I require to develop a script that draws out some information from a complex Excel 2003 file (with numerous sheets and different tables inside a single sheet) and produces various XML files that have to be validated versus a provided XSD file.
My preferred language is Python; to produce and verify XML files i would go with lxml.
Exactly what do you recommend for parsing XLS files?
Is xlrd the best tool to utilize for intricate Excel files?
Or do i require to convert all the sheets in CSV manually, and read files line by line, splitting and getting information?
I accept C#, VB6, VBA ideas too.
XLSX assistance is in alpha test; e-mail me if you need it. The awkwardness and lossiness of the save-as-CSV method was one of the things that triggered me to write xlrd.
I am encouraged the most easy solution for this job is using Excel VBA together with MSXML parser. Look here for some links how to utilize the MSXML parser in VBA for reading XML files, adding or editing VBA code in excel using c#, view this link; you can adopt this easily for writing XML files, I think.
I cant response whether xlrd/python is the right tool for the job – as I don’t know python all right.
There are numerous ways to access the excel data … in the main you have actually VBA built directly in to Excel.
Then you have Ado.net See David Hayden’s post here which allows you to access the data by means of any DotNet language … even IronPython
why do u want to compose functionality that currently exists. suggest excel has it, u can import any websites (just to keep in mind stand out usages IE engine to render tags). here are actions how it can be achieved.

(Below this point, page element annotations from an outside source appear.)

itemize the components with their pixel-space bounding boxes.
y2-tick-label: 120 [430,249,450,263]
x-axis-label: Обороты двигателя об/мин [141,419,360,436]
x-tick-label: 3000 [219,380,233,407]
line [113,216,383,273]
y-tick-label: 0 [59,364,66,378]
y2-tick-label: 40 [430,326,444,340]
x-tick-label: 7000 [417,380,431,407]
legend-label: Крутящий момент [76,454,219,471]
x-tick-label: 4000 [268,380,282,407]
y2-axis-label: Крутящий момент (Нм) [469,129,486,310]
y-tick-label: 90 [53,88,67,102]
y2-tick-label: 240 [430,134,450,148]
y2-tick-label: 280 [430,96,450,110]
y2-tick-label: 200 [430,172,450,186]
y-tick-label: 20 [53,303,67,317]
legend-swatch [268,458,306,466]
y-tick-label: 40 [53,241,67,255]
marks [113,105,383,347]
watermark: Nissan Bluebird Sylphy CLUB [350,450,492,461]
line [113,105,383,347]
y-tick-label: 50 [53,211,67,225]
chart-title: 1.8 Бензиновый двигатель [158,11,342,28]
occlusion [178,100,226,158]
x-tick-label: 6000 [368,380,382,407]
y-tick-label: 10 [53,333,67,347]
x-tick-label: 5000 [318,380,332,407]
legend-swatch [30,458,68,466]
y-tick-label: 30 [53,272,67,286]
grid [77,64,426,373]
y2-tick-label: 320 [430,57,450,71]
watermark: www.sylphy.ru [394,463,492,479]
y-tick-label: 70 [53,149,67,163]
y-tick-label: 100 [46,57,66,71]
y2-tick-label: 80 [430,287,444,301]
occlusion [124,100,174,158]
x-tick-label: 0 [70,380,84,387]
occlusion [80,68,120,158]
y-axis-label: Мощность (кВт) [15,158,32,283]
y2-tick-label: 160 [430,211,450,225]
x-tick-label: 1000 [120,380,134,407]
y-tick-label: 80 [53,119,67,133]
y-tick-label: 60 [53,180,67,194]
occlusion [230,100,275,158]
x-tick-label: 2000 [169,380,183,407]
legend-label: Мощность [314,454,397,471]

I’m unsure how you want to export html to Excel. In Excel we are speaking about rows and columns while html is a document. You would most likely desire to export html to Word or pdf. the html consists of an outer table and four tables within this outer table. The very first inner table have three columns, the 2nd table have 2 columns the 3 table can have any number of columns which is decided at run time and the Fourth table have three columns.